Mais attention à la méprise: il ne s’agit pas là d’une Association. La CSAO est bel et bien une entreprise et son cœur d’activité est de faire du commerce d’objets notamment des pièces d’ameublement (à la limite de l’œuvre d’art), des nattes colorées, des caisses en métal recyclées, de la vaisselle colorée … le tout réalisées par des artisans dans le respect le plus strict des savoir-faire de l’Ouest africain. Simplement, cette entreprise là a décidé de faire les choses « autrement » et prouve, de par ses années d’existence, qu’un tel projet n’est pas une lubie ou une folie d’idéalistes rassemblés.
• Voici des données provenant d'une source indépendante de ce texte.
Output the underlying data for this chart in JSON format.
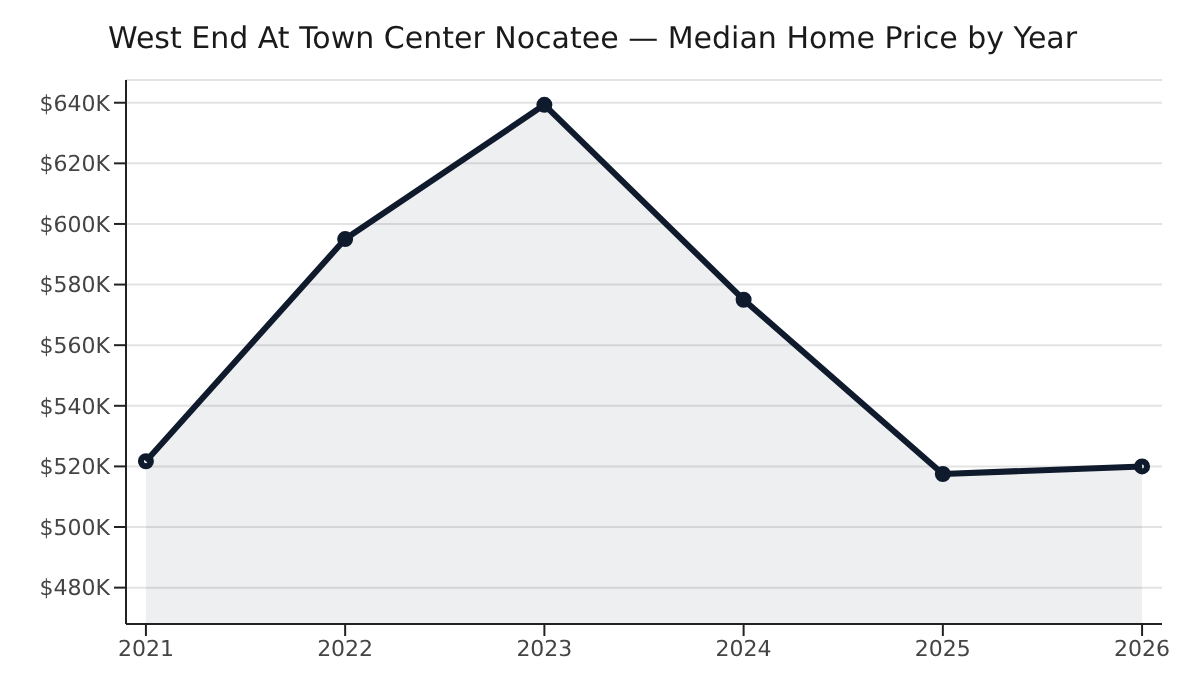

Aujourd’hui, en plus des artisans, environ 150 femmes apprennent la broderie et réalisent les coussins, cabas, vestes, tee-shirt que Ondine pense, dessine et conçoit elle-même à partir de tissus wax traditionnels que Ondine chine (là encore) elle-même ou de tissus de première qualité importés de France ou d’Angleterre (comme le fameux Liberty londonien). Elles travaillent au sein des ateliers ou de chez elles selon leur situation personnelle (et si Ondine avait inventé le télétravail?) et leurs réalisations leur permettent de gagner leur vie convenablement, parfois même d’atteindre un salaire équivalent à celui d’un professeur au Sénégal.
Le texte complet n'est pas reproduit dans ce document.